Parigi vista dal Sacro Cuore era un campo sterminato di edifici bianchi. Il sole rendeva l’aria soffocante – ed aver fatto trecento gradini in salita, tra i turisti, con giacca, cravatta e valigetta ancora in mano non era esattamente il massimo.
«Là lontano c’è Notre-Dame» rispose, sistemandosi meglio l’auricolare. Riusciva a distinguere ogni tetto, ogni finestra, e le torri della cattedrale spuntavano dal mare di edifici bassi, lontanissime. «Per ora ho visto solo il quartiere a luci rosse, però.»
Dall’altro capo del telefono, Giulio sbuffò. Eppure gli aveva detto di aver prenotato l’albergo a Pigalle…
«Fa’ il bravo, mi raccomando.»
«Prima non mi avevi detto “divertiti”?» replicò lui con un sorriso. Aveva giusto dato un’occhiata al boulevard principale, una successione infinita di strip club, sexy shop e cinema a luci rosse.
Controllò l’orologio: mezzogiorno. Doveva aspettare ancora due ore per il check-in in hotel. Aveva il disperato bisogno di farsi una doccia e appoggiare quella maledetta valigetta da qualche parte.

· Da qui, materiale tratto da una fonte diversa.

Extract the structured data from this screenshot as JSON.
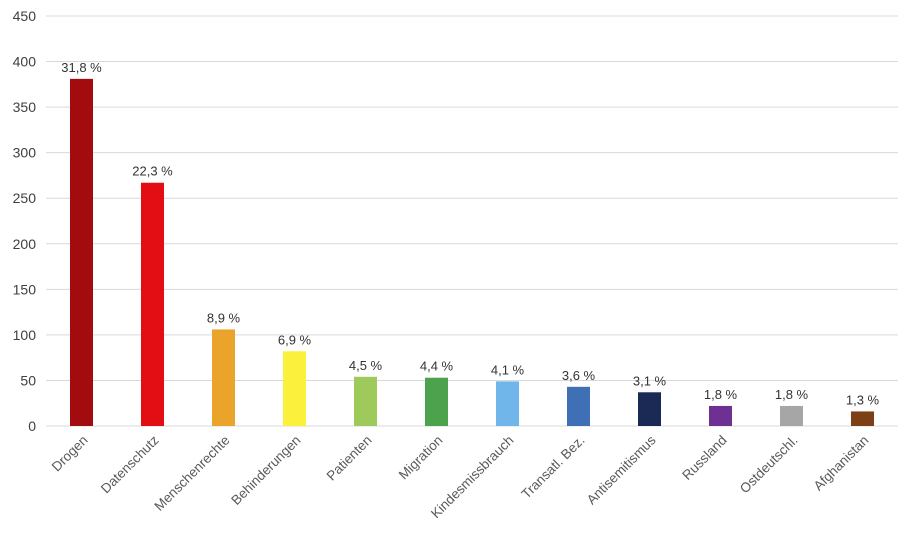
{
  "chart_data": {
    "type": "bar",
    "title": "",
    "xlabel": "",
    "ylabel": "",
    "categories": [
      "Drogen",
      "Datenschutz",
      "Menschenrechte",
      "Behinderungen",
      "Patienten",
      "Migration",
      "Kindesmissbrauch",
      "Transatl. Bez.",
      "Antisemitismus",
      "Russland",
      "Ostdeutschl.",
      "Afghanistan"
    ],
    "values": [
      381,
      267,
      106,
      82,
      54,
      53,
      49,
      43,
      37,
      22,
      22,
      16
    ],
    "value_labels": [
      "31,8 %",
      "22,3 %",
      "8,9 %",
      "6,9 %",
      "4,5 %",
      "4,4 %",
      "4,1 %",
      "3,6 %",
      "3,1 %",
      "1,8 %",
      "1,8 %",
      "1,3 %"
    ],
    "bar_colors": [
      "#A30C0F",
      "#E30E13",
      "#EBA42B",
      "#FBF13D",
      "#9DCA5B",
      "#4DA34D",
      "#70B6EA",
      "#3F6FB5",
      "#1B2A55",
      "#6F3094",
      "#A6A6A6",
      "#7D4016"
    ],
    "ylim": [
      0,
      450
    ],
    "ytick_step": 50,
    "ytick_labels": [
      "0",
      "50",
      "100",
      "150",
      "200",
      "250",
      "300",
      "350",
      "400",
      "450"
    ],
    "grid": true,
    "legend_position": "none",
    "gridline_color": "#D9D9D9",
    "tick_label_color": "#404040",
    "value_label_color": "#333333",
    "category_label_color": "#595959",
    "background_color": "#FFFFFF"
  }
}
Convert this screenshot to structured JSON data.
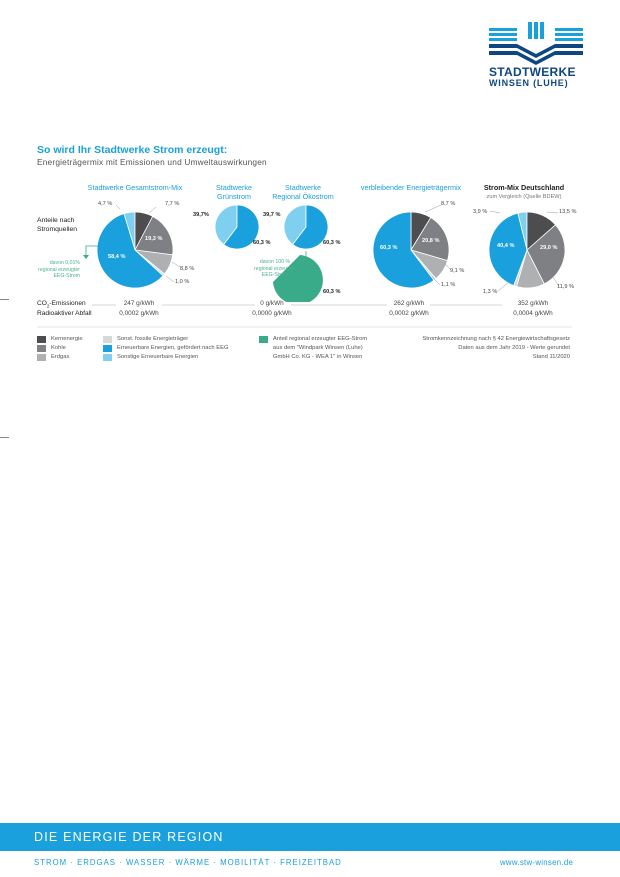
{
  "brand": {
    "name": "STADTWERKE",
    "sub": "WINSEN (LUHE)"
  },
  "header": {
    "title": "So wird Ihr Stadtwerke Strom erzeugt:",
    "subtitle": "Energieträgermix mit Emissionen und Umweltauswirkungen"
  },
  "row_labels": {
    "share": "Anteile nach Stromquellen",
    "co2": "CO₂-Emissionen",
    "waste": "Radioaktiver Abfall"
  },
  "colors": {
    "kernenergie": "#4d4d4f",
    "kohle": "#7f8083",
    "erdgas": "#aeb0b2",
    "fossil": "#d7d8d9",
    "eeg": "#1aa0dc",
    "sonstige": "#7fd0f0",
    "regional": "#3aab88",
    "accent": "#1aa0dc",
    "brand": "#0e4780"
  },
  "chart_data": [
    {
      "type": "pie",
      "title": "Stadtwerke Gesamtstrom-Mix",
      "slices": [
        {
          "label": "Kernenergie",
          "value": 7.7,
          "text": "7,7 %"
        },
        {
          "label": "Kohle",
          "value": 19.3,
          "text": "19,3 %"
        },
        {
          "label": "Erdgas",
          "value": 8.8,
          "text": "8,8 %"
        },
        {
          "label": "Sonst. fossile Energieträger",
          "value": 1.0,
          "text": "1,0 %"
        },
        {
          "label": "Erneuerbare Energien, gefördert nach EEG",
          "value": 58.4,
          "text": "58,4 %"
        },
        {
          "label": "Sonstige Erneuerbare Energien",
          "value": 4.7,
          "text": "4,7 %"
        }
      ],
      "note": "davon 0,01% regional erzeugter EEG-Strom",
      "co2": "247 g/kWh",
      "waste": "0,0002 g/kWh"
    },
    {
      "type": "pie",
      "title": "Stadtwerke Grünstrom",
      "slices": [
        {
          "label": "Erneuerbare Energien, gefördert nach EEG",
          "value": 60.3,
          "text": "60,3 %"
        },
        {
          "label": "Sonstige Erneuerbare Energien",
          "value": 39.7,
          "text": "39,7%"
        }
      ],
      "co2": "0 g/kWh",
      "waste": "0,0000 g/kWh"
    },
    {
      "type": "pie",
      "title": "Stadtwerke Regional Ökostrom",
      "slices": [
        {
          "label": "Erneuerbare Energien, gefördert nach EEG",
          "value": 60.3,
          "text": "60,3 %"
        },
        {
          "label": "Sonstige Erneuerbare Energien",
          "value": 39.7,
          "text": "39,7 %"
        }
      ],
      "note": "davon 100 % regional erzeugter EEG-Strom",
      "sub_slice": {
        "label": "Anteil regional erzeugter EEG-Strom",
        "value": 60.3,
        "text": "60,3 %"
      }
    },
    {
      "type": "pie",
      "title": "verbleibender Energieträgermix",
      "slices": [
        {
          "label": "Kernenergie",
          "value": 8.7,
          "text": "8,7 %"
        },
        {
          "label": "Kohle",
          "value": 20.8,
          "text": "20,8 %"
        },
        {
          "label": "Erdgas",
          "value": 9.1,
          "text": "9,1 %"
        },
        {
          "label": "Sonst. fossile Energieträger",
          "value": 1.1,
          "text": "1,1 %"
        },
        {
          "label": "Erneuerbare Energien, gefördert nach EEG",
          "value": 60.3,
          "text": "60,3 %"
        }
      ],
      "co2": "262 g/kWh",
      "waste": "0,0002 g/kWh"
    },
    {
      "type": "pie",
      "title": "Strom-Mix Deutschland",
      "subtitle": "zum Vergleich (Quelle BDEW)",
      "slices": [
        {
          "label": "Kernenergie",
          "value": 13.5,
          "text": "13,5 %"
        },
        {
          "label": "Kohle",
          "value": 29.0,
          "text": "29,0 %"
        },
        {
          "label": "Erdgas",
          "value": 11.9,
          "text": "11,9 %"
        },
        {
          "label": "Sonst. fossile Energieträger",
          "value": 1.3,
          "text": "1,3 %"
        },
        {
          "label": "Erneuerbare Energien, gefördert nach EEG",
          "value": 40.4,
          "text": "40,4 %"
        },
        {
          "label": "Sonstige Erneuerbare Energien",
          "value": 3.9,
          "text": "3,9 %"
        }
      ],
      "co2": "352 g/kWh",
      "waste": "0,0004 g/kWh"
    }
  ],
  "legend": {
    "col1": [
      "Kernenergie",
      "Kohle",
      "Erdgas"
    ],
    "col2": [
      "Sonst. fossile Energieträger",
      "Erneuerbare Energien, gefördert nach EEG",
      "Sonstige Erneuerbare Energien"
    ],
    "col3": [
      "Anteil regional erzeugter EEG-Strom",
      "aus dem \"Windpark Winsen (Luhe)",
      "GmbH  Co. KG - WEA 1\" in Winsen"
    ]
  },
  "source": [
    "Stromkennzeichnung nach § 42 Energiewirtschaftsgesetz",
    "Daten aus dem Jahr 2019 - Werte gerundet",
    "Stand 11/2020"
  ],
  "footer": {
    "title": "DIE ENERGIE DER REGION",
    "services": "STROM · ERDGAS · WASSER · WÄRME · MOBILITÄT · FREIZEITBAD",
    "url": "www.stw-winsen.de"
  }
}
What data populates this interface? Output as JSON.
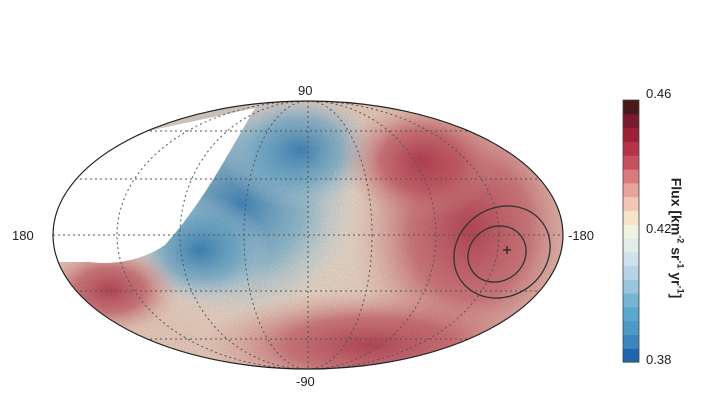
{
  "chart_data": {
    "type": "heatmap",
    "projection": "Mollweide",
    "xlabel": "",
    "ylabel": "",
    "lon_ticks": [
      "180",
      "-180"
    ],
    "lat_ticks": [
      "90",
      "-90"
    ],
    "colorbar": {
      "label_main": "Flux [km",
      "sup1": "-2",
      "label_mid1": " sr",
      "sup2": "-1",
      "label_mid2": " yr",
      "sup3": "-1",
      "label_end": "]",
      "ticks": [
        "0.46",
        "0.42",
        "0.38"
      ],
      "vmin": 0.38,
      "vmax": 0.46,
      "colors": [
        "#2166ac",
        "#3d86bd",
        "#4a9ac4",
        "#5aa8cc",
        "#78b4d4",
        "#98c4dd",
        "#b6d4e6",
        "#cfe1ec",
        "#e2ece9",
        "#f2f2e0",
        "#f6e3c8",
        "#f2c7b8",
        "#e8a39a",
        "#d97a7c",
        "#c8505e",
        "#b53348",
        "#9b2139",
        "#7a1a30",
        "#4a1a1a"
      ]
    },
    "contours": [
      "inner-contour",
      "outer-contour"
    ],
    "marker": "+",
    "no_data_region": "blank (white)",
    "grid": true,
    "map_description_note": ""
  }
}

«”Divertiti” nel senso “goditi la città”, guardati un po’ di musei e chiese. Fatti un giro al Louvre.» Ecco, Giulio stava entrando in modalità mammina apprensiva «O al d’Orsay. Sbaglio o non ci sei mai andato?»
«Non sbagli.» Si passò una mano tra i capelli scuri, che dopo essere entrati in contatto con l’aereo e la linea blu della metro avevano decisamente bisogno di essere lavati.
Il Sacro Cuore sarebbe piaciuto a Giulio, lui era un fanatico di chiese, da bravo architetto. Era stato mezz’ora a descrivergli, il giorno prima, tutta la facciata della basilica, con un sacco di termini tecnici che lui non conosceva. Peccato che non piovesse, avrebbe voluto davvero vedere le pietre sbiancarsi.
Aveva ancora tutta Parigi davanti agli occhi, dato che la chiesa, per quanto bella, non gli interessava. E poi, l’aveva vista salendo le scale.
«Ehi, Simo» lo chiamò Giulio. Si era quasi dimenticato di essere in chiamata e di averlo dall’altro capo del telefono. «Ti amo.»
Anche se quello era un viaggio più di piacere che per affari.
Anche se entro la fine dell’anno si sarebbe trasferito lì a Parigi, lasciando Giulio in Italia.
Anche se non se la sentivano di mantenere una storia a distanza ma non avevano la forza di lasciarsi, si stavano trascinando fino all’ultimo e faceva male, faceva così male che troncare di netto tutti i rapporti sembrava quasi bello.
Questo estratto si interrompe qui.